漆雷獣は内心でニヤリと嗤い、雷を放った。
勝った、と彼女は思った。だが次の瞬間目撃する。
無造作に手を振るだけで、自分の雷を霧散させる女を。
「……生意気ね」
──ゾクリ──
先程よりも怒気が込められた言葉。
ぞわりと、全身が総毛立つ。
喧嘩を売る相手を間違えた。あれは決して手を出していい者ではなかった。
さまざまな後悔が浮かんでは消える。
脳は必死に警鐘を鳴らしているのに、身体はまったく動かない。完全に、恐怖で手足がすくんでいた。
女が右手を宙に翳すと、不思議な光が円を描いた。そして、そこから数百数千の雷が漆雷獣に殺到する。
一発一発が自分の雷をはるかに上回る威力。

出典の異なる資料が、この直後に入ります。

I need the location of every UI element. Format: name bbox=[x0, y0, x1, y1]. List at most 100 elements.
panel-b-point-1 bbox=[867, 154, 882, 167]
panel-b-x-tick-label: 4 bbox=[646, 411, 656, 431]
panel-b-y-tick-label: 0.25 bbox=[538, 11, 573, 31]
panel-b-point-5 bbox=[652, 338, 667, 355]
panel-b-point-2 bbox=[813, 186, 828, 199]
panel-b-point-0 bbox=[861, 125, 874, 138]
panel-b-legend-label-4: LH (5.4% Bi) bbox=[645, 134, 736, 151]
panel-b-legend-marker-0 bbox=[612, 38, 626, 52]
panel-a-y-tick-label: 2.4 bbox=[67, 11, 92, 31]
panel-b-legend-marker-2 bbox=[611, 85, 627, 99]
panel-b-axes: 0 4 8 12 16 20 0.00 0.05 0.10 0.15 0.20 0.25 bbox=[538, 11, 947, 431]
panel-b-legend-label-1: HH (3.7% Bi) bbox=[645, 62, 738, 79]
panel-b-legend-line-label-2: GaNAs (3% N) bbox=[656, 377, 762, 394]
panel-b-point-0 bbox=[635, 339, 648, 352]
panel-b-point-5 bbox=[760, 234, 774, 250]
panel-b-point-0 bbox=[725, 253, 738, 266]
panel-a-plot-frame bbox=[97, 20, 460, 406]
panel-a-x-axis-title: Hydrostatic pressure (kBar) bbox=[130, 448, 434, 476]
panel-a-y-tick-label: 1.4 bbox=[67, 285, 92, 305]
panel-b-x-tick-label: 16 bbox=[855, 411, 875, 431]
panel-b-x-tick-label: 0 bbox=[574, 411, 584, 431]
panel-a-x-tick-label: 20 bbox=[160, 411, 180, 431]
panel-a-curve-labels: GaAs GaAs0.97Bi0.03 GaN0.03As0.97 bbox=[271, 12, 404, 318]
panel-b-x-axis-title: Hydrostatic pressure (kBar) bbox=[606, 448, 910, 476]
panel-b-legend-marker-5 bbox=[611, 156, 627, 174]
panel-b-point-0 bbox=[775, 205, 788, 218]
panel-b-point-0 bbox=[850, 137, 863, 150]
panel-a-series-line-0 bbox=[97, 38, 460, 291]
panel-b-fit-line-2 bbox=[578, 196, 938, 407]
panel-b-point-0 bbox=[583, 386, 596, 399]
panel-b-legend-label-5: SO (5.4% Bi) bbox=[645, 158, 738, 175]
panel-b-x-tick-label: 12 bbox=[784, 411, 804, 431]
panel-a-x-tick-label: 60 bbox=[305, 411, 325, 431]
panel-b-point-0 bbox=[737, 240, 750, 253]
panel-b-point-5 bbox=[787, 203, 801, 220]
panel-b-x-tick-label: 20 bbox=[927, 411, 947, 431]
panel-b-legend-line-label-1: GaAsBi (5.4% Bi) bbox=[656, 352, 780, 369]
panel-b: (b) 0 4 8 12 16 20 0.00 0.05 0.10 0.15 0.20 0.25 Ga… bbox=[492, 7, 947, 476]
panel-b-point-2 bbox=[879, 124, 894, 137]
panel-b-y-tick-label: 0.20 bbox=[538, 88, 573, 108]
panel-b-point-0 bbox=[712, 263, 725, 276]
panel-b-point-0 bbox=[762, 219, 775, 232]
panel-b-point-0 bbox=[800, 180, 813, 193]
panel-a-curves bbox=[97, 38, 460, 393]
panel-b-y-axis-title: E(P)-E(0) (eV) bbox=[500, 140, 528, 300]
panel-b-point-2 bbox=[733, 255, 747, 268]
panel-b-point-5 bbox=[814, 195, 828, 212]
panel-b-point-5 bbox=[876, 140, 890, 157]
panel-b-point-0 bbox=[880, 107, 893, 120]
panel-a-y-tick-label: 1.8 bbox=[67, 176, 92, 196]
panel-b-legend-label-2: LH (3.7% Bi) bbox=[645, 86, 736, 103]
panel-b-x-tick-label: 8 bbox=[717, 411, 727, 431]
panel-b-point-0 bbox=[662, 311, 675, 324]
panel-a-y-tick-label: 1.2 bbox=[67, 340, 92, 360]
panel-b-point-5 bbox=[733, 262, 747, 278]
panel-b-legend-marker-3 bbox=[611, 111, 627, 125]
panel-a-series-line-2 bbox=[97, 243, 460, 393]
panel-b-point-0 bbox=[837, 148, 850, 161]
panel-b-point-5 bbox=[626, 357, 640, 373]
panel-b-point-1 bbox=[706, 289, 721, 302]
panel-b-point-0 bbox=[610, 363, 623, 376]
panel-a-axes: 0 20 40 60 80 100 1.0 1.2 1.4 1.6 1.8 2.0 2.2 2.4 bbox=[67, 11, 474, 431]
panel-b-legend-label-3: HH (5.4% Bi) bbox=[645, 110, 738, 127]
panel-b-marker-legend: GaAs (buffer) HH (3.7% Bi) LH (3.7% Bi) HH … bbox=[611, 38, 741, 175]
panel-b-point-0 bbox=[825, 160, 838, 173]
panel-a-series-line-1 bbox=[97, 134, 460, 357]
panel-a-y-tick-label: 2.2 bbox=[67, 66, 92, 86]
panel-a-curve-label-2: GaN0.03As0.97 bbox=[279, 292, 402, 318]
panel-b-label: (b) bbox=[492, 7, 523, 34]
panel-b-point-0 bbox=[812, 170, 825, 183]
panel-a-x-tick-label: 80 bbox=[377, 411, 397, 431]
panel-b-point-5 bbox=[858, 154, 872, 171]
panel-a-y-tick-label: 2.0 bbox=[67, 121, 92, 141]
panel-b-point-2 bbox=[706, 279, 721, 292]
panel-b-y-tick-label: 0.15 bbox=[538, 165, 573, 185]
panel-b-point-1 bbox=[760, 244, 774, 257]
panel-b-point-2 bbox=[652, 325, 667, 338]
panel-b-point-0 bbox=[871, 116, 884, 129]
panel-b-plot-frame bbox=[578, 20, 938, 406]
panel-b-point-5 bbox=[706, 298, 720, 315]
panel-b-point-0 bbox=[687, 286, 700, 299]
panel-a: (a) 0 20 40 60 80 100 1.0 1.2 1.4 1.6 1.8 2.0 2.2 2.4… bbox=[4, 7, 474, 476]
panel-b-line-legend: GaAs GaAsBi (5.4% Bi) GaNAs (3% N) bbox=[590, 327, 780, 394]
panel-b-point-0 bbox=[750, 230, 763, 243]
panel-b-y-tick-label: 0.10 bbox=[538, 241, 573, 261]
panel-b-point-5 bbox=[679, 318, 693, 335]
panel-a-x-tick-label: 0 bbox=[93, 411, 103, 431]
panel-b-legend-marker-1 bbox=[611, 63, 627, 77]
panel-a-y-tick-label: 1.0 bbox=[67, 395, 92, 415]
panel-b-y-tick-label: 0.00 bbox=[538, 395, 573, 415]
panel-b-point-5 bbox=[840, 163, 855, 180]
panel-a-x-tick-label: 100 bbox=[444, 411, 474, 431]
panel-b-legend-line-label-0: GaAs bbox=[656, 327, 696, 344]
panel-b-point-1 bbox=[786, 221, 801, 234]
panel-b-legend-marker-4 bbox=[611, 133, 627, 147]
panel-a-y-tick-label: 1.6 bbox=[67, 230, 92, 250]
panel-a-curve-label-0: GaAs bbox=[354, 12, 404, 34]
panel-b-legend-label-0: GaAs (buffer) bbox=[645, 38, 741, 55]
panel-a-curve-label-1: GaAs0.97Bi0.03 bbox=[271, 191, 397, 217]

それが数千。
漆雷獣は死を覚悟した。
いつの間にか閉じていた目を開けると、彼女はまだ生きていた。
反射的に周囲を確認すると、自分が立っている地面以外の全てが焼け爛れ、炭化している。
格の違いを見せつけられた気分だった。
「見逃してあげるわ。雑魚に興味はないの」
悠然と佇む女。
言葉の意味は理解できなかったが、命拾いしたことだけはわかった。
女の目を見る。自分のことなどなんの脅威にも感じていない、路傍の石でも見るような目をしていた。
戦闘力の差をまざまざと見せつけられ、彼女のプライドはズタズタだった。
だがそれと同時に、妙な高揚感も感じていた。
生まれて初めて負けた。それも圧倒的に。
恐怖心を抱くと共に、同じ対象に畏敬の念も感じていた。
気がつけば彼女は、女の前で仰向けになり腹を見せていた。俗に言う、降参のポーズである。
「降参……ということでいいのかしら」
怒気が消えたことに安心して、クルゥと鳴く。女は彼女に近づき、腹を撫でた。
「クルゥ、クルゥ」
「ふふ、可愛いわね。あなた、あたしのペットになる?」
なにかを訊いてくる女に、クルゥと返事をする。なにを訊かれているかはわからないが、悪いようにはならないと思ったのだ。
「そう。じゃあ名前をつけないとね。んー、ゲレゲレとトンヌラだったらどっちがいい?」
「グルゥ!?」
なんとなく、変な名前をつけられそうだったので、慌てて抗議した。
「い、いやなの? いい名前だと思うんだけど。んー、じゃあありきたりだけど、リンドブルムってどおかしら?」
「クルゥ♪」
「あ、気に入ったみたいね。よし、あなたはリンドブルムよ。よろしくね、リンちゃん♪」
漆雷獣──リンドブルムは、女──リリィのペットになった。
負けこそしたものの、今までの荒れた生活を一変させる転機となったこの出来事を、リンドブルムは生涯忘れることはない。